YDH- Yemen merkezli YemNews'in (YNP) bildirdiğine göre, İsrail Merkez Bankası tarafından hazırlanan bir rapor, Sana güçlerinin İsrail gemilerine uyguladığı deniz ablukasının ciddi yansımalarını ortaya koyarak, İsrail'in dış ticareti üzerinde “geniş çaplı etkileri” olacağı uyarısında bulundu.
Raporda, İsrail gemilerine uygulanan ablukanın “sefer sürelerini önemli ölçüde uzattığı, nakliye maliyetlerini artırdığı ve İsrail ihracatının rekabet gücünü olumsuz etkilediği” belirtildi.
Ayrıca, eskiden İsrail ticareti için hayati bir arter olan Eilat limanının şu anda nakliye trafiğinin neredeyse “tamamen felce uğradığı” ve “bu stratejik limanın öneminin çökme tehlikesiyle karşı karşıya olduğu” kaydedildi.
Söz konusu raporda, deniz ablukasının başlıca ekonomik yansımaları şu şekilde özetleniyor:
Yüksek navlun maliyetleri: Gemilerin yeniden yönlendirilmesi ve malların gecikmeli olarak ulaşması nakliye maliyetlerinde önemli bir artışa yol açarak İsrailli şirketlerin kâr marjlarını olumsuz etkiledi.
Azalan ihracat rekabet gücü: Üretim ve nakliye maliyetlerindeki artış, İsrail ihracatının küresel pazarlardaki rekabet gücünü azalttı. Bu da İsrail'in mevcut pazarlardaki payını ve yeni pazarlara girme kabiliyetini kaybetmesine yol açabilir.
Ekonomik sektörlere verilen zarar: Sanayi, ticaret ve tarım gibi birçok İsrail ekonomik sektörü, deniz ablukasının yansımalarından zarar görmekte. Çünkü bu sektörler büyük ölçüde hammadde ve ara mal ithalatına ve bitmiş ürünlerin ihracatına dayanmakta.
Gıda güvenliğine tehdit: Deniz ablukası İsrail'in gıda güvenliğini etkilemekte zira ülkenin gıda ithalatının büyük bir kısmı deniz taşımacılığına bağlı.

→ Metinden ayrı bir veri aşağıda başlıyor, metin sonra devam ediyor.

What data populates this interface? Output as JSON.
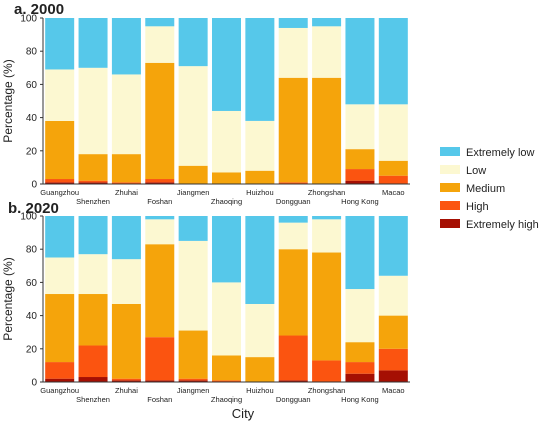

Yatırım üzerinde olumsuz etki: Deniz ablukası, üretim maliyetlerini artırdığı ve tedarik zincirlerinin verimliliğini düşürdüğü için İsrail'de yatırım yapmanın cazibesini azaltmakta.
Raporda, deniz ablukasının devam etmesinin “İsrail'deki ekonomik krizi daha da derinleştireceği” ve “şirketlerin faaliyetlerini başka ülkelere taşımalarına yol açarak iş kayıplarına ve ekonomik büyümede düşüşe neden olabileceği” uyarısında bulunuldu.
Rapor tüm bu tespitlerin sonrasında, İsrail hükümetine deniz ablukasının yansımalarını ele almak üzere “acil tedbirler” alması çağrısında bulunarak şu önerilerde bulunuyor:
Uluslararası işbirliğini artırın: İsrail'in Kızıldeniz'de seyrüsefer özgürlüğünü sağlamak için ortak ülkelerle birlikte çalışın.
Tedarik kaynaklarının çeşitlendirilmesi: Alternatif ithalat kaynakları aramak ve malları alternatif yollardan ihraç etmek.
Etkilenen şirketlerin desteklenmesi: Deniz ablukasından etkilenen şirketlere mali destek paketleri sağlanması.
Altyapıya yatırım yapmak: İsrail ekonomisinin dayanıklılığını artırmak için lojistik altyapısının geliştirilmesine yatırım yapın.
Rapor, “deniz ablukasının yansımalarının ekonomik boyutların ötesine” geçtiğini, “İsrail'in enerji güvenliğini tehdit ettiğini ve bölgesel ilişkileri etkilediğini” vurguladı.
Raporda ayrıca, “mevcut durumun devam etmesinin bölgede istikrarsızlığa yol açabileceği ve ülkeler arasındaki gerginliği artırabileceği” uyarısı yer aldı.
Rapor şu şekilde bitiyor: “Sonuç olarak, Sanaa güçleri tarafından uygulanan deniz ablukası İsrail ekonomisi için varoluşsal bir meydan okumadır ve İsrail hükümetinin bu krizi çözmek için kararlı ve temkinli adımlar atmasını gerektirmektedir.”